Nessun furto negli uffici della parrocchia di Gesù Lavoratore a Borgo San Dalmazzo, assicurava l’accusato: “Quel giorno sono entrato solo per usare il bagno. Non potevo andare al bar perché non ero vaccinato e c’era il greenpass”. Come mai, gli ha chiesto il giudice, ha risarcito il parroco dei 200 euro che erano nella busta scomparsa? “Volevo fare un’offerta alla parrocchia”.
La giustificazione offerta da Dani Nikolic, cittadino serbo, classe 1976, non è bastata a convincere chi doveva giudicarlo. Anche perché a suo carico c’erano precedenti per furti, alcuni dei quali commessi in chiesa. Don Michele Sanmartino, parroco della chiesa di Borgo, ricordava da parte sua di aver già incontrato più volte quella persona: “Mi aveva fermato chiedendo soldi. Una volta lo avevo pescato in chiesa, mentre stava per rubare dalla borsa della volontaria che sistema i fiori. Un’altra volta, di mattina, l’ho visto dal monitor davanti alla porta della canonica, cercava di aprire a spallate la porta. Lo sgridai, in quell’occasione mi disse che ero un demonio”.
Anche quel giorno il sacerdote aveva notato Nikolic e cercato di evitarlo: “Era davanti alla porta della canonica, si guardava attorno attentamente. Passai dalla chiesa e quando arrivai che la porta era accostata. Nel cassetto del mio ufficio mancavano le buste con le donazioni, circa 200 euro”. Le immagini delle telecamere, acquisite dai carabinieri, avrebbero poi confermato i sospetti del prete: “Si era introdotto - ha spiegato - mentre un’altra persona in ufficio stava parlando con una volontaria. Poi era uscito da un’altra porta, usata dai ragazzi per il catechismo”.
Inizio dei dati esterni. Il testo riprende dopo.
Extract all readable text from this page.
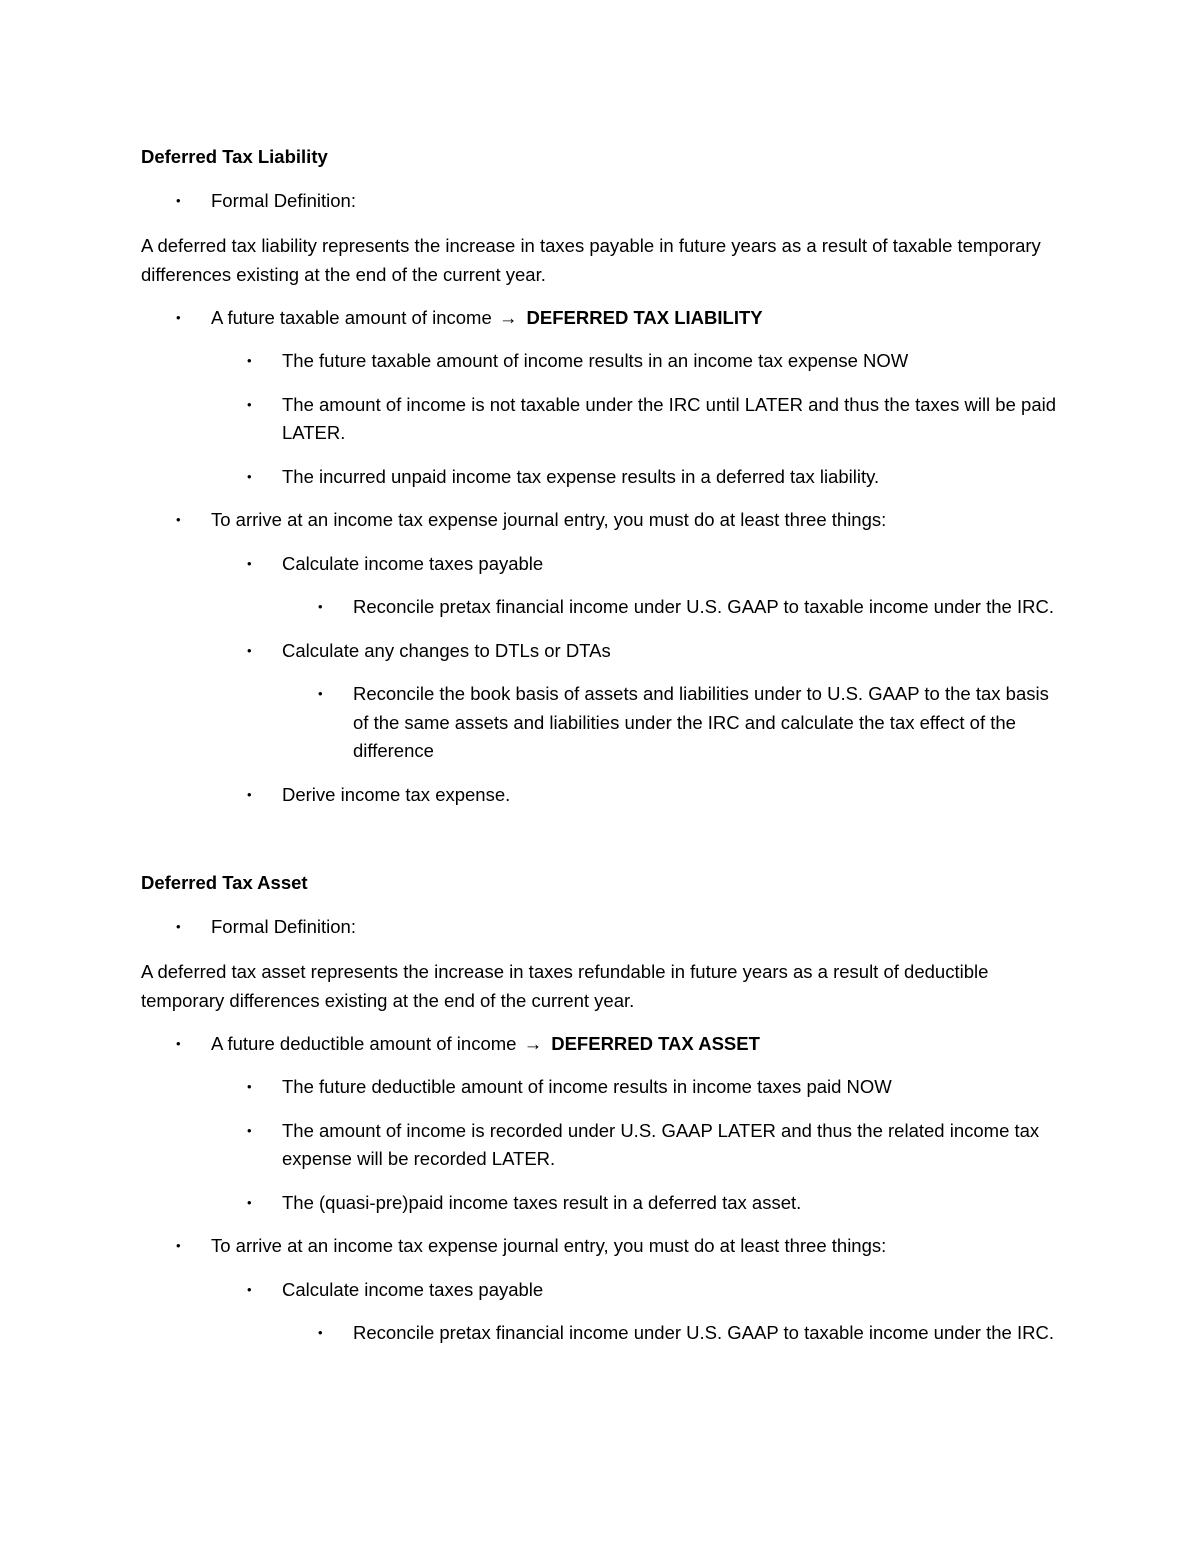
Deferred Tax Liability
• Formal Definition:
A deferred tax liability represents the increase in taxes payable in future years as a result of taxable temporary differences existing at the end of the current year.
• A future taxable amount of income → DEFERRED TAX LIABILITY
• The future taxable amount of income results in an income tax expense NOW
• The amount of income is not taxable under the IRC until LATER and thus the taxes will be paid LATER.
• The incurred unpaid income tax expense results in a deferred tax liability.
• To arrive at an income tax expense journal entry, you must do at least three things:
• Calculate income taxes payable
• Reconcile pretax financial income under U.S. GAAP to taxable income under the IRC.
• Calculate any changes to DTLs or DTAs
• Reconcile the book basis of assets and liabilities under to U.S. GAAP to the tax basis of the same assets and liabilities under the IRC and calculate the tax effect of the difference
• Derive income tax expense.
Deferred Tax Asset
• Formal Definition:
A deferred tax asset represents the increase in taxes refundable in future years as a result of deductible temporary differences existing at the end of the current year.
• A future deductible amount of income → DEFERRED TAX ASSET
• The future deductible amount of income results in income taxes paid NOW
• The amount of income is recorded under U.S. GAAP LATER and thus the related income tax expense will be recorded LATER.
• The (quasi-pre)paid income taxes result in a deferred tax asset.
• To arrive at an income tax expense journal entry, you must do at least three things:
• Calculate income taxes payable
• Reconcile pretax financial income under U.S. GAAP to taxable income under the IRC.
Dopo la denuncia e il rinvio a giudizio l’imputato, residente nel Torinese, ha risarcito il danno e si è visto rimettere la querela. Restava però in piedi l’aggravante del furto in abitazione. Non invece, ha sottolineato il pubblico ministero Luigi Dentis, quella del furto in luogo di culto: “La busta delle offerte era in sacrestia, quella fattispecie è pensata per chi ruba presso l’altare o in chiesa”. Tenuto conto della recidiva, ma anche del risarcimento del danno, la Procura aveva chiesto una condanna a due anni e sei mesi e 800 euro di multa.
L’avvocato Gian Mario Ramondini, difensore dell’imputato, aveva evidenziato “il danno di lieve entità, tenuto conto delle disponibilità della parrocchia”. A giudizio del legale, il luogo del furto non andava considerato come privata dimora: “Possiamo ritenere non fosse un’abitazione privata del parroco, ma un ufficio parrocchiale”. Per questo era stato chiesto il proscioglimento alla luce della remissione della querela. Il giudice Giovanni Mocci ha invece condannato l’imputato alla pena di un anno e tre mesi di carcere.